Comment 10 Alexey Proskuryakov 2022-03-03 12:13:24 PST
Looks good to me too. I'm far from being an expert on writing code that works in signal handlers, but I couldn't find anything against this approach with a few web searches.
Comment 11 Chris Dumez 2022-03-03 12:14:27 PST
(In reply to Alexey Proskuryakov from comment #10)
> Looks good to me too. I'm far from being an expert on writing code that
> works in signal handlers, but I couldn't find anything against this approach
> with a few web searches.

Ok, thanks for pointing out the issue in the original proposal. TIL :)
Comment 12 EWS 2022-03-03 14:40:02 PST
Committed r290795 (248035@main): <https://commits.webkit.org/248035@main>

All reviewed patches have been landed. Closing bug and clearing flags on attachment 453770 [details].
Comment 13 Chris Dumez 2022-03-10 08:01:22 PST
Reverted r290795 for reason:

Caused crashes <rdar://problem/89970722>

Committed r291110 (248272@trunk): <https://commits.webkit.org/248272@trunk>
Comment 14 Chris Dumez 2022-03-10 08:08:07 PST
Created attachment 454364 [details]
Patch
Comment 15 Chris Dumez 2022-03-10 08:17:15 PST
Comment on attachment 454364 [details]
Patch

Turns out I cannot even release the OS transaction in the signal handler. As a result, I am going back to Alexey's original proposal to call _exit(0).

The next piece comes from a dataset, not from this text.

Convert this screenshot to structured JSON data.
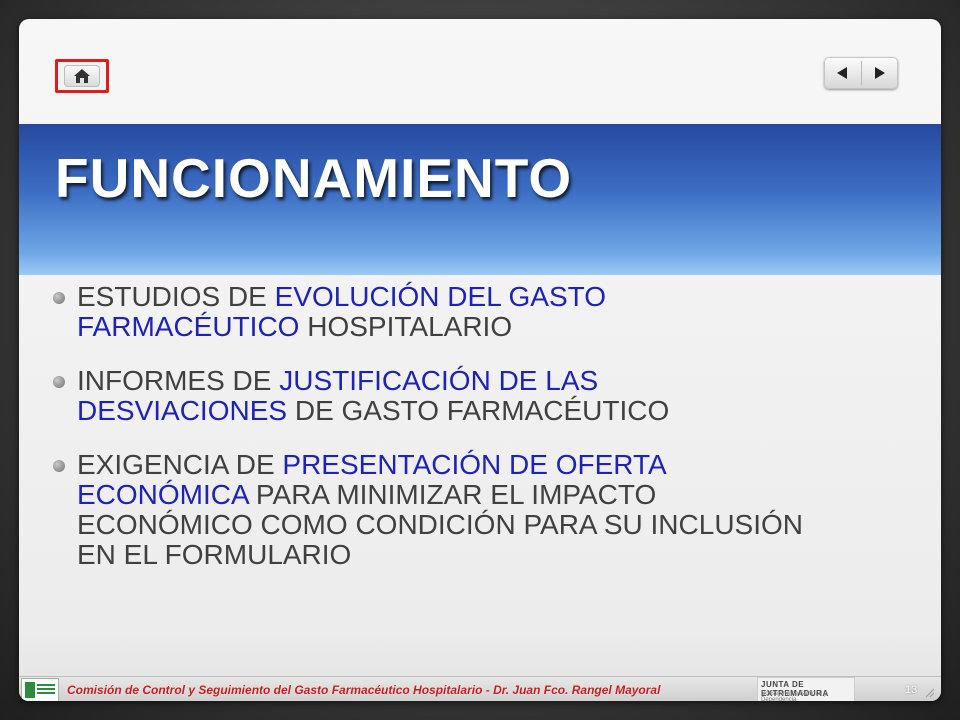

Eventually we should just stop leaking this transaction (and adopt RunningBoard) but this is quite a bit of work and not risk free.
Comment 16 Alexey Proskuryakov 2022-03-10 14:42:09 PST
Comment on attachment 454364 [details]
Patch

View in context: https://bugs.webkit.org/attachment.cgi?id=454364&action=review

> Source/WebKit/ChangeLog:14
> +        To address the issue, we now set our own SIGTERM handler that releases the OS transaction and calls _exit(0)

Please update the ChangeLog for updated patch.
Comment 17 Chris Dumez 2022-03-10 14:47:42 PST
Created attachment 454403 [details]
Patch for landing
Comment 18 EWS 2022-03-10 16:29:14 PST
Committed r291137 (248297@main): <https://commits.webkit.org/248297@main>

All reviewed patches have been landed. Closing bug and clearing flags on attachment 454403 [details].